Virgin Trains had to cancel 16 services on its West Coast route while East Coast operator GNER was forced to run buses for passengers travelling between Wakefield and Leeds.

Mr Prescott today visited Railtrack's headquarters in London to meet company board members and see how the Christmas engineering work had gone.

He emerged to say: "I'm delighted to see that Railtrack has exceeded its target and has replaced 40 miles of track having planned to do 30 miles."

He went on: "I want to say thanks to all those people who have worked extremely hard in the most difficult of circumstances."

Mr Prescott added that the rail industry was now on target to meet its commitment of restoring 85% of services by the end of January and to have all services back to normal by Easter.

Railtrack said earlier today that bad weather and technical difficulties had caused the overrun of the Willesden and Leeds work.

After Mr Prescott's visit, Railtrack Chief Executive Steve Marshall said: "We recognise there have been some problems and that Leeds and Willesden are not completely finished, but the Christmas and new year engineering work generally has gone extremely well."

Around 8,000 workers spent Christmas and the new year at more than 60 locations around the country - rerailing and replacing points.

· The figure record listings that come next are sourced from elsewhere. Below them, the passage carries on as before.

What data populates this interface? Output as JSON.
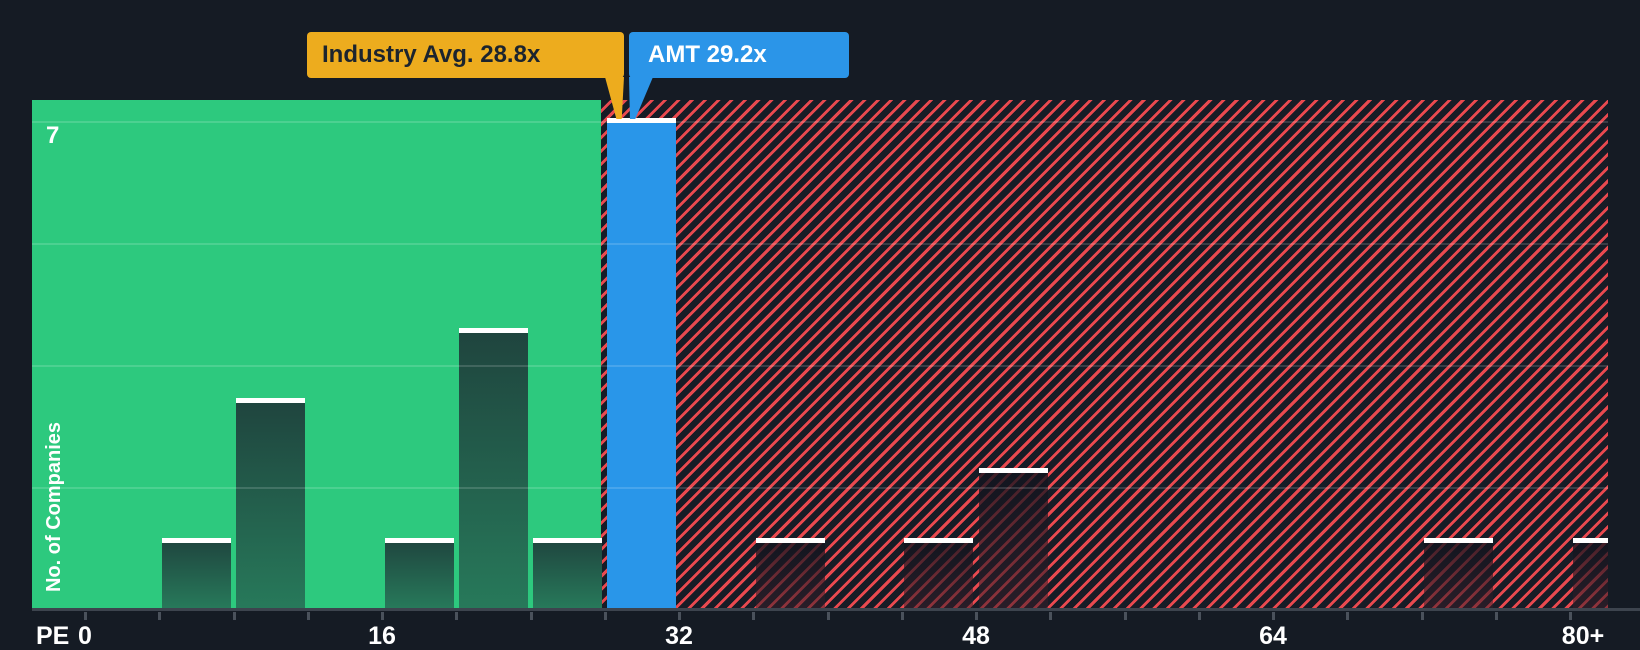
{
  "colors": {
    "page_background": "#151b24",
    "green_zone": "#2dc97e",
    "hatch_red": "#e9494f",
    "hatch_background": "#171c26",
    "company_bar_blue": "#2996e9",
    "industry_flag_yellow": "#edac1e",
    "company_flag_blue": "#2b95e8",
    "bar_gradient_top": "#1f443e",
    "bar_gradient_bottom": "#27795a",
    "bar_cap_white": "#ffffff"
  },
  "chart_data": {
    "type": "bar",
    "subtype": "histogram",
    "xlabel": "PE",
    "ylabel": "No. of Companies",
    "y_max": 7,
    "ylim": [
      0,
      7
    ],
    "x_tick_labels": [
      "0",
      "16",
      "32",
      "48",
      "64",
      "80+"
    ],
    "x_tick_step": 4,
    "x_tick_max": 80,
    "bucket_width": 4,
    "grid": "horizontal-quarter-lines",
    "legend_position": "none",
    "industry_avg": {
      "label": "Industry Avg. 28.8x",
      "value": 28.8
    },
    "company": {
      "label": "AMT 29.2x",
      "ticker": "AMT",
      "value": 29.2
    },
    "buckets": [
      {
        "range": [
          4,
          8
        ],
        "count": 1,
        "zone": "below"
      },
      {
        "range": [
          8,
          12
        ],
        "count": 3,
        "zone": "below"
      },
      {
        "range": [
          16,
          20
        ],
        "count": 1,
        "zone": "below"
      },
      {
        "range": [
          20,
          24
        ],
        "count": 4,
        "zone": "below"
      },
      {
        "range": [
          24,
          28
        ],
        "count": 1,
        "zone": "below"
      },
      {
        "range": [
          28,
          32
        ],
        "count": 7,
        "zone": "amt"
      },
      {
        "range": [
          36,
          40
        ],
        "count": 1,
        "zone": "above"
      },
      {
        "range": [
          44,
          48
        ],
        "count": 1,
        "zone": "above"
      },
      {
        "range": [
          48,
          52
        ],
        "count": 2,
        "zone": "above"
      },
      {
        "range": [
          72,
          76
        ],
        "count": 1,
        "zone": "above"
      },
      {
        "range": [
          80,
          84
        ],
        "count": 1,
        "zone": "above"
      }
    ]
  }
}
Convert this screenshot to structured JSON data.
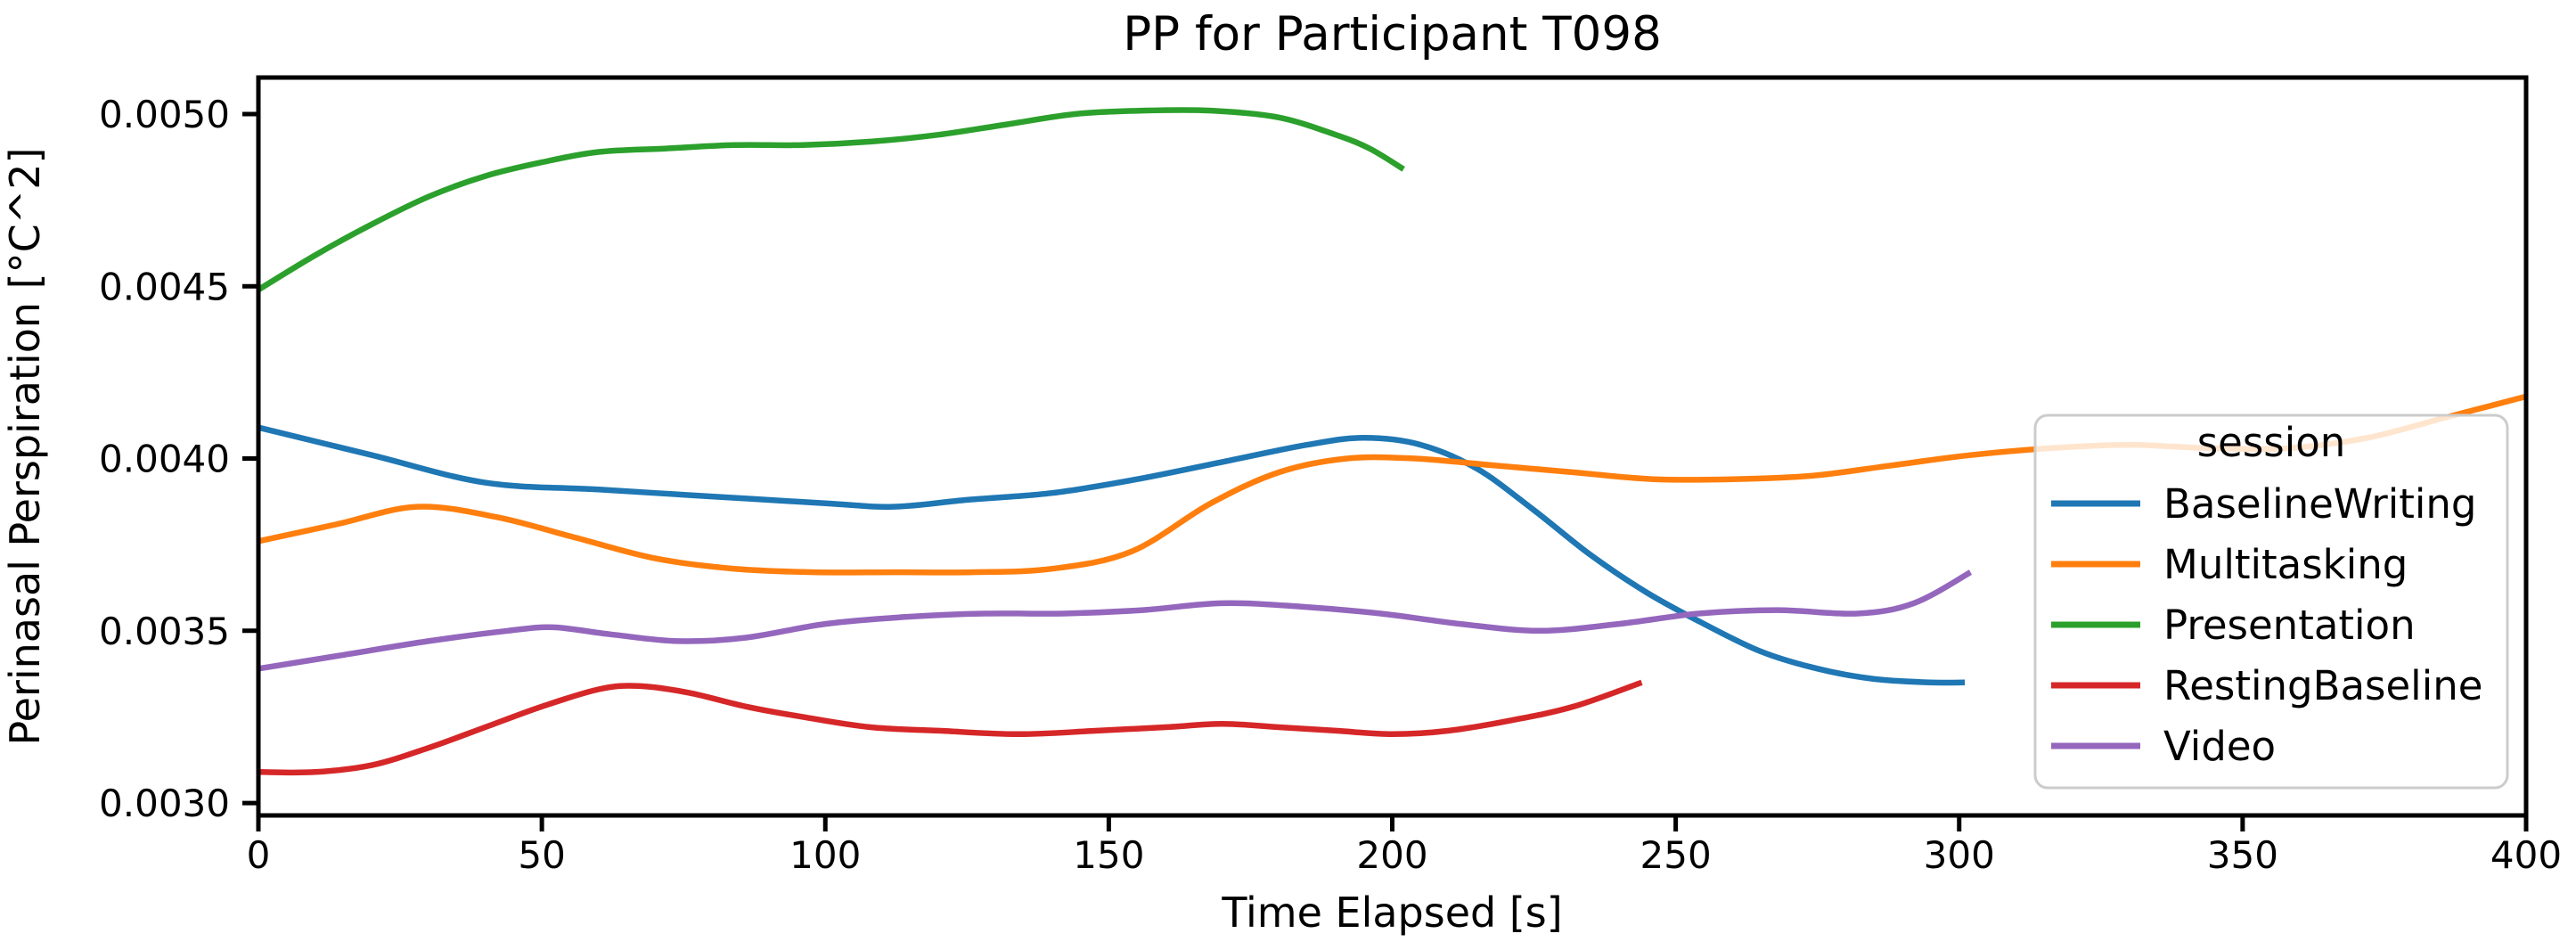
{
  "chart_data": {
    "type": "line",
    "title": "PP for Participant T098",
    "xlabel": "Time Elapsed [s]",
    "ylabel": "Perinasal Perspiration [°C^2]",
    "xlim": [
      0,
      400
    ],
    "ylim": [
      0.002964,
      0.005106
    ],
    "grid": false,
    "x_ticks": [
      0,
      50,
      100,
      150,
      200,
      250,
      300,
      350,
      400
    ],
    "y_ticks": [
      0.003,
      0.0035,
      0.004,
      0.0045,
      0.005
    ],
    "y_tick_labels": [
      "0.0030",
      "0.0035",
      "0.0040",
      "0.0045",
      "0.0050"
    ],
    "legend": {
      "title": "session",
      "position": "center right",
      "frame_color": "#cccccc",
      "frame_fill": "rgba(255,255,255,0.8)"
    },
    "series": [
      {
        "name": "BaselineWriting",
        "color": "#1f77b4",
        "x": [
          0,
          20,
          40,
          60,
          80,
          100,
          112,
          125,
          140,
          155,
          170,
          185,
          195,
          205,
          215,
          225,
          235,
          245,
          255,
          265,
          275,
          285,
          295,
          301
        ],
        "y": [
          0.00409,
          0.00401,
          0.00393,
          0.00391,
          0.00389,
          0.00387,
          0.00386,
          0.00388,
          0.0039,
          0.00394,
          0.00399,
          0.00404,
          0.00406,
          0.00404,
          0.00397,
          0.00385,
          0.00372,
          0.00361,
          0.00352,
          0.00344,
          0.00339,
          0.00336,
          0.00335,
          0.00335
        ]
      },
      {
        "name": "Multitasking",
        "color": "#ff7f0e",
        "x": [
          0,
          14,
          28,
          42,
          56,
          70,
          84,
          98,
          112,
          126,
          140,
          154,
          168,
          180,
          192,
          204,
          218,
          232,
          246,
          260,
          274,
          288,
          302,
          316,
          330,
          344,
          358,
          372,
          386,
          400
        ],
        "y": [
          0.00376,
          0.00381,
          0.00386,
          0.00383,
          0.00377,
          0.00371,
          0.00368,
          0.00367,
          0.00367,
          0.00367,
          0.00368,
          0.00373,
          0.00387,
          0.00396,
          0.004,
          0.004,
          0.00398,
          0.00396,
          0.00394,
          0.00394,
          0.00395,
          0.00398,
          0.00401,
          0.00403,
          0.00404,
          0.00403,
          0.00403,
          0.00406,
          0.00412,
          0.00418
        ]
      },
      {
        "name": "Presentation",
        "color": "#2ca02c",
        "x": [
          0,
          10,
          20,
          30,
          40,
          50,
          60,
          72,
          84,
          96,
          108,
          120,
          132,
          144,
          156,
          168,
          180,
          190,
          196,
          202
        ],
        "y": [
          0.00449,
          0.00459,
          0.00468,
          0.00476,
          0.00482,
          0.00486,
          0.00489,
          0.0049,
          0.00491,
          0.00491,
          0.00492,
          0.00494,
          0.00497,
          0.005,
          0.00501,
          0.00501,
          0.00499,
          0.00494,
          0.0049,
          0.00484
        ]
      },
      {
        "name": "RestingBaseline",
        "color": "#d62728",
        "x": [
          0,
          10,
          20,
          30,
          40,
          50,
          60,
          67,
          76,
          86,
          96,
          108,
          120,
          134,
          148,
          160,
          170,
          180,
          190,
          200,
          210,
          221,
          232,
          244
        ],
        "y": [
          0.00309,
          0.00309,
          0.00311,
          0.00316,
          0.00322,
          0.00328,
          0.00333,
          0.00334,
          0.00332,
          0.00328,
          0.00325,
          0.00322,
          0.00321,
          0.0032,
          0.00321,
          0.00322,
          0.00323,
          0.00322,
          0.00321,
          0.0032,
          0.00321,
          0.00324,
          0.00328,
          0.00335
        ]
      },
      {
        "name": "Video",
        "color": "#9467bd",
        "x": [
          0,
          15,
          30,
          44,
          52,
          62,
          74,
          86,
          100,
          114,
          128,
          142,
          156,
          170,
          184,
          198,
          212,
          226,
          240,
          254,
          268,
          282,
          292,
          302
        ],
        "y": [
          0.00339,
          0.00343,
          0.00347,
          0.0035,
          0.00351,
          0.00349,
          0.00347,
          0.00348,
          0.00352,
          0.00354,
          0.00355,
          0.00355,
          0.00356,
          0.00358,
          0.00357,
          0.00355,
          0.00352,
          0.0035,
          0.00352,
          0.00355,
          0.00356,
          0.00355,
          0.00358,
          0.00367
        ]
      }
    ]
  }
}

Railtrack said more speed limits would be eased in the coming days and that travellers could rely on faster and more reliable journeys when new timetables on affected lines come in on January 8 and 15.

Mr Marshall said: "Many people have been working around the clock over Christmas and the new year to make sure that rail services improve.

"Everyone at Railtrack knows no effort can be spared until the network is fully restored."